By Brett Lackey For Daily Mail Australia
01:25 20 Jun 2024, updated 01:31 20 Jun 2024
Mining giant Mineral Resources will shut down its iron ore operations in the Goldfields region of Western Australia, with around 1,000 workers to lose their jobs.
Billionaire MinRes founder Chris Ellison said the Yilgarn hub, which consists of about five mine sites to the east of Perth, would not be financially viable from next year.
On top of site workers, the shutdown of the 13-year-old Yilgarn hub is expected to affect wider contractors and suppliers.
Mr Ellison said this week that MinRes, worth about $12billion, expects to ship four million tonnes of iron ore from Yilgarn over the next six months and will then put the sites into rehabilitation from 2025.

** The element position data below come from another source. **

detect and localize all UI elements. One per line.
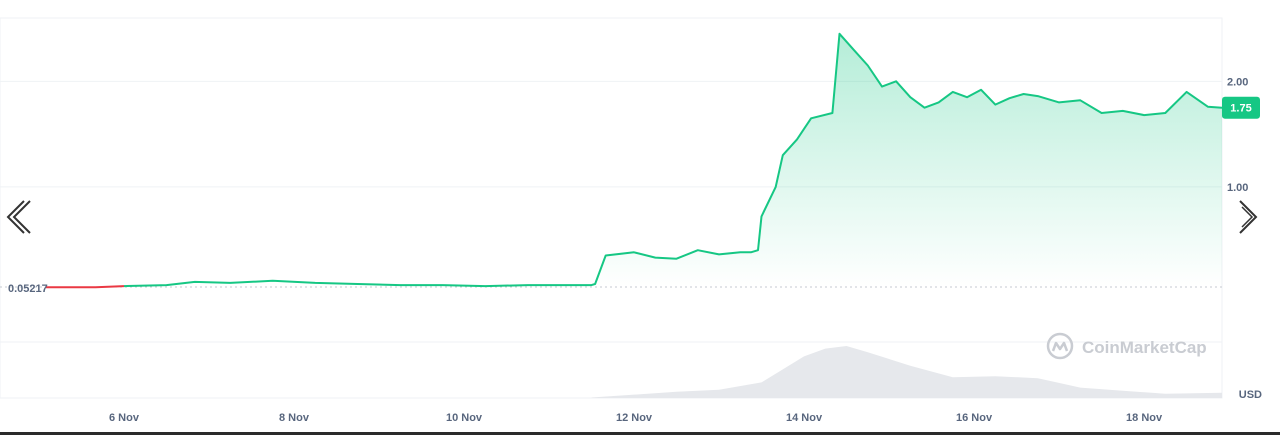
current-price-badge: [1222, 96, 1260, 119]
watermark-text: CoinMarketCap: [1082, 338, 1207, 357]
x-tick-label: 14 Nov: [786, 412, 823, 424]
y-tick-label: 2.00: [1227, 76, 1248, 88]
previous-chart-button[interactable]: [2, 195, 38, 239]
axes: 6 Nov 8 Nov 10 Nov 12 Nov 14 Nov 16 Nov 18 Nov…: [8, 76, 1260, 424]
watermark: CoinMarketCap: [1046, 332, 1207, 360]
chevron-left-double-icon: [6, 200, 31, 234]
x-tick-label: 12 Nov: [616, 412, 653, 424]
volume-area: [591, 346, 1222, 398]
current-price-label: 1.75: [1230, 103, 1251, 115]
baseline-label: 0.05217: [8, 283, 48, 295]
x-tick-label: 6 Nov: [109, 412, 140, 424]
volume-area-path: [591, 346, 1222, 398]
price-area: [46, 33, 1222, 288]
price-line-up: [123, 32, 1223, 288]
x-tick-label: 18 Nov: [1126, 412, 1163, 424]
price-line-down: [46, 285, 125, 289]
bottom-border: [0, 432, 1280, 435]
price-line: [46, 32, 1223, 289]
next-chart-button[interactable]: [1230, 195, 1266, 239]
chevron-right-icon: [1239, 200, 1258, 234]
y-tick-label: 1.00: [1227, 182, 1248, 194]
x-tick-label: 16 Nov: [956, 412, 993, 424]
currency-label: USD: [1239, 389, 1262, 401]
price-area-fill: [46, 33, 1222, 288]
coinmarketcap-logo-icon: [1046, 332, 1074, 360]
x-tick-label: 8 Nov: [279, 412, 310, 424]
x-tick-label: 10 Nov: [446, 412, 483, 424]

Mr Ellison said in an ASX statement the ‘prudent’ decision was ‘not taken lightly’ and that MinRes would attempt to redeploy workers to other mine sites or processing facilities.
He said the decision was based on dwindling resources at current mine sites and the length of time it would take to develop new sites in the area.

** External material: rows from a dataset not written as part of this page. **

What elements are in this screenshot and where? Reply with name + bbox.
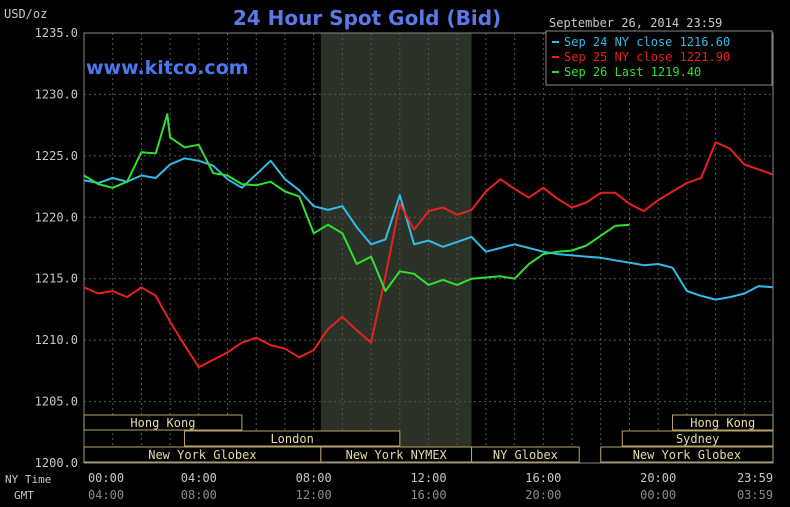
- x-tick-label-ny: 04:00: [181, 471, 217, 485]
- legend-box: [545, 30, 773, 86]
- y-tick-label: 1235.0: [35, 26, 78, 40]
- plot-border: [83, 32, 774, 464]
- nymex-shaded-band: [320, 33, 472, 463]
- session-hong-kong-label: Hong Kong: [130, 416, 195, 430]
- y-tick-label: 1220.0: [35, 210, 78, 224]
- date-label: September 26, 2014 23:59: [549, 16, 722, 30]
- y-tick-label: 1230.0: [35, 87, 78, 101]
- session-hong-kong-label: Hong Kong: [690, 416, 755, 430]
- y-tick-label: 1215.0: [35, 272, 78, 286]
- chart-title: 24 Hour Spot Gold (Bid): [233, 6, 501, 30]
- unit-label: USD/oz: [4, 7, 47, 21]
- session-new-york-globex-label: New York Globex: [633, 448, 741, 462]
- series-line-2: [83, 141, 773, 369]
- y-tick-label: 1205.0: [35, 395, 78, 409]
- y-tick-label: 1200.0: [35, 456, 78, 470]
- session-new-york-globex-label: New York Globex: [148, 448, 256, 462]
- session-ny-globex-bar: [471, 446, 580, 463]
- y-tick-label: 1225.0: [35, 149, 78, 163]
- session-sydney-bar: [621, 430, 774, 447]
- session-new-york-globex-bar: [600, 446, 774, 463]
- session-hong-kong-bar: [83, 414, 243, 431]
- legend-entry: Sep 25 NY close 1221.90: [564, 50, 730, 64]
- session-london-label: London: [270, 432, 313, 446]
- x-tick-label-ny: 12:00: [410, 471, 446, 485]
- x-tick-label-ny: 00:00: [88, 471, 124, 485]
- x-tick-label-ny: 23:59: [737, 471, 773, 485]
- x-tick-label-gmt: 03:59: [737, 488, 773, 502]
- x-tick-label-ny: 16:00: [525, 471, 561, 485]
- x-tick-label-gmt: 20:00: [525, 488, 561, 502]
- x-tick-label-gmt: 16:00: [410, 488, 446, 502]
- session-new-york-nymex-label: New York NYMEX: [346, 448, 448, 462]
- session-sydney-label: Sydney: [676, 432, 719, 446]
- x-tick-label-gmt: 08:00: [181, 488, 217, 502]
- x-tick-label-gmt: 00:00: [640, 488, 676, 502]
- session-london-bar: [183, 430, 401, 447]
- x-tick-label-gmt: 12:00: [296, 488, 332, 502]
- session-ny-globex-label: NY Globex: [493, 448, 558, 462]
- legend-entry: Sep 26 Last 1219.40: [564, 65, 701, 79]
- ny-time-row-label: NY Time: [5, 473, 51, 486]
- watermark: www.kitco.com: [86, 57, 249, 79]
- x-tick-label-ny: 08:00: [296, 471, 332, 485]
- gmt-row-label: GMT: [14, 489, 34, 502]
- session-hong-kong-bar: [672, 414, 774, 431]
- series-line-1: [83, 157, 773, 301]
- x-tick-label-ny: 20:00: [640, 471, 676, 485]
- x-tick-label-gmt: 04:00: [88, 488, 124, 502]
- legend-entry: Sep 24 NY close 1216.60: [564, 35, 730, 49]
- y-tick-label: 1210.0: [35, 333, 78, 347]
- series-line-3: [83, 113, 630, 292]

‘With our investment across Western Australia, we have almost 800 vacancies and will redeploy as many of our people as possible to other MinRes operations, including to our low-cost, long-life Onslow Iron project,’ he said.
MinRes has been expanding its iron ore projects in the Pilbara region in WA’s north, which includes Onslow.
Last month MinRes sent its first shipment from the Pilbara to China’s Baowu Group, the world’s biggest steelmaker.
Last week it spent about $72million to purchase Pilbara iron ore assets from the Kerry Stokes-backed BCI Minerals.
By June 2025, Onslow is expected to export 35million tonnes of iron ore a year, dwarfing Yilgarn’s output of about eight million tonnes a year.